How does our opening procedure works:
- open a terminal (whichever)
- open a
tmux
- open
vim/nvim
1 Terminal
Open a terminal (whichever you use - I use st) and write a command:
┌───┐
│ $ │ ziga > ziga--workstation > ~
└─┬─┘
└─> echo $TERM
st-256color
As answer I got a string st-256color because this string is compiled as the C string literal termname in the st (check here). It is similar with whichever terminal you use. Somewhere in the binary there is a string literal that is set as a enviromental variable TERM when terminal is started.
Here you can't do anything but to remember this string.
2 Tmux
Now lets continue the chain... tmux is opened after your terminal. In configuration file ~/.tmux.conf I must now first make sure to identify enviromental variable TERM that my terminal set. So I write like this:
set-option -sa terminal-overrides ",st*:Tc"
This line checks if enviromental variable $TERM starts with st (therefore st*) and makes sure to use true color (Tc) because current "indexed colors" (8 bits = 2^8 = 256 colors) is not enough for us. We want tmux to use "true colors" (24 bits = 2^24 = 16777215 colors). Here we could add some more lines just to be sure we will match the value of TERM. In my case the below line also works because it searches for 256col in the middle of TERM:
set-option -sa terminal-overrides ",*256col*:Tc"
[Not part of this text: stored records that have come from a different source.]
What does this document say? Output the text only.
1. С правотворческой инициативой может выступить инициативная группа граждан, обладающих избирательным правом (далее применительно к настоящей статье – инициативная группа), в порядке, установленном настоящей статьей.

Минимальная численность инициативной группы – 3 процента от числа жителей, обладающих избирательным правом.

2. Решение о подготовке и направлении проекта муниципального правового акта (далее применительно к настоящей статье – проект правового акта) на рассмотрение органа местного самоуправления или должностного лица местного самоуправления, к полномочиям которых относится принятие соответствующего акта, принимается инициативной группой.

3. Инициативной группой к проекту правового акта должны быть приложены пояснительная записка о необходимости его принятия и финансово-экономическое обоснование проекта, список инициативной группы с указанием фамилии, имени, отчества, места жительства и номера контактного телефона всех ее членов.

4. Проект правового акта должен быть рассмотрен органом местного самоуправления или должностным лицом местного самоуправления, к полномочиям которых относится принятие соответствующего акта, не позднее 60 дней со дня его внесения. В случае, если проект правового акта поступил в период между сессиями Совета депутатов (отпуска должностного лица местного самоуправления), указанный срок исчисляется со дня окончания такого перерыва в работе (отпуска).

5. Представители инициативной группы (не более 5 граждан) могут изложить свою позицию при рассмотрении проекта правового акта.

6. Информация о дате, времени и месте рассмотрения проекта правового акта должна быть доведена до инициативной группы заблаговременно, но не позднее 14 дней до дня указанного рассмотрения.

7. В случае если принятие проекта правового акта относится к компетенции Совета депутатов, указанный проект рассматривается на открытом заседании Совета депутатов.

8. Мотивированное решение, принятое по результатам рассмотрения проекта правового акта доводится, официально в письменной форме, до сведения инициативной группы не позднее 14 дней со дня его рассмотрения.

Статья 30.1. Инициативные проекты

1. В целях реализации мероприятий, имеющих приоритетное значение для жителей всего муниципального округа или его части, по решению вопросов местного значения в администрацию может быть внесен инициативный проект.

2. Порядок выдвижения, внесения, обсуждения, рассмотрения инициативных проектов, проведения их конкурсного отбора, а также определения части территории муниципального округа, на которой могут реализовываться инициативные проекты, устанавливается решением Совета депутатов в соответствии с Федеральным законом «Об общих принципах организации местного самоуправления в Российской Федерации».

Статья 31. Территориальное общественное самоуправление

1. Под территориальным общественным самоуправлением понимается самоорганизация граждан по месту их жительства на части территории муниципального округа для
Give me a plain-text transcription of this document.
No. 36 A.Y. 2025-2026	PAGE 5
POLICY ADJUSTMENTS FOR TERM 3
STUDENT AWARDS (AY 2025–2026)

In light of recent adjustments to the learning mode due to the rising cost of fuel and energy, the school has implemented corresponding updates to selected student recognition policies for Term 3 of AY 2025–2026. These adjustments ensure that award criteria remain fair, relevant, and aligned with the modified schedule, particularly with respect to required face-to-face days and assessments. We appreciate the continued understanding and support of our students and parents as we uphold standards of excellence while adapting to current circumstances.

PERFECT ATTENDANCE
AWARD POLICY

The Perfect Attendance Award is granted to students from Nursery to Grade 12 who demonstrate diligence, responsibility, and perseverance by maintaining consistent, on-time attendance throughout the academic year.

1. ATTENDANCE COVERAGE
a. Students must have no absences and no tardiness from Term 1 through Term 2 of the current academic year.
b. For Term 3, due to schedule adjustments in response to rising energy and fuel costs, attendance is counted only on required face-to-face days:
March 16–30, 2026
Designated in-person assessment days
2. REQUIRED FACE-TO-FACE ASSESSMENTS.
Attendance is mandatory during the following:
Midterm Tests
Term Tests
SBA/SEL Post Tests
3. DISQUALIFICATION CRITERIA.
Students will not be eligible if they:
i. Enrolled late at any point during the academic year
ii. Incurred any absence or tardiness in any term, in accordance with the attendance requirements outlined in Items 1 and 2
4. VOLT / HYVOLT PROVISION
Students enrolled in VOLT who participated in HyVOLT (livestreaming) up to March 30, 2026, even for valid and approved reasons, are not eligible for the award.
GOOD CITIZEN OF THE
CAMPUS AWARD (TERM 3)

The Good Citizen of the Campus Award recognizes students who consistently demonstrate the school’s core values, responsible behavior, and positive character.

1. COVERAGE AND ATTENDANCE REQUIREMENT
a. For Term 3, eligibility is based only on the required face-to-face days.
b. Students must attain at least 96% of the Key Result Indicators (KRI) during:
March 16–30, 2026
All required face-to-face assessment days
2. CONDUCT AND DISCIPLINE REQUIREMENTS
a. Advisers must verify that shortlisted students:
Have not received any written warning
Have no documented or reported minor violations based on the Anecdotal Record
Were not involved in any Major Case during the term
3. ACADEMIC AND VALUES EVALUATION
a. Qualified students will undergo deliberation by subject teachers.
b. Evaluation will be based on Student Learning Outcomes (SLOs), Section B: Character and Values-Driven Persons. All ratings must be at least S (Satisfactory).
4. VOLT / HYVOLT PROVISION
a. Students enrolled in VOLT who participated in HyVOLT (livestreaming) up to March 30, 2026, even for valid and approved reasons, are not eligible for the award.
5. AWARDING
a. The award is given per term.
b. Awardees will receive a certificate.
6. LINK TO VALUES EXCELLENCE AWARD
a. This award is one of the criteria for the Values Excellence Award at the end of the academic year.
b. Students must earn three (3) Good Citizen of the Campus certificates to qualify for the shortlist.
And if I would use xfce4-terminal that sets TERM = xterm-256color I could use a line like this instead:
set-option -sa terminal-overrides ",xterm*:Tc"
So far tmux is covered. But before we continue the chain, we must make sure that tmux as well will export it's enviromental variable TERM.
In this case we can set it to whatever we want using this line inside the ~/.tmux.config:
set -g default-terminal "tmux-256color"
Now make sure to exit the tmux and kill it's server:
tmux kill-server
Then enter tmux by using command tmux and execute command:
┌───┐
│ $ │ ziga > ziga--workstation > ~
└─┬─┘
└─> echo $TERM
tmux-256color
You should get answer tmux-256color. Now we can continue to vim...
3 Vim
In our final step we just have to configure vim by adding this line inside it's configuration file ~/.vimrc:
if exists('+termguicolors') && ($TERM == "st-256color" || $TERM == "tmux-256color")
let &t_8f = "\<Esc>[38;2;%lu;%lu;%lum"
let &t_8b = "\<Esc>[48;2;%lu;%lu;%lum"
set termguicolors
endif
This properly sets escape sequences &t_8f and &t_8b and finally sets "true colors" inside vim. But this is done only if TERM value is:
If you are using multiple terminals, here you should add them like this:
if exists('+termguicolors') && ($TERM == "st-256color" || $TERM == "tmux-256color" || $TERM == "xterm-256color")
let &t_8f = "\<Esc>[38;2;%lu;%lu;%lum"
let &t_8b = "\<Esc>[48;2;%lu;%lu;%lum"
set termguicolors
endif
Otherwise colors will not work across all the terminals... Good luck!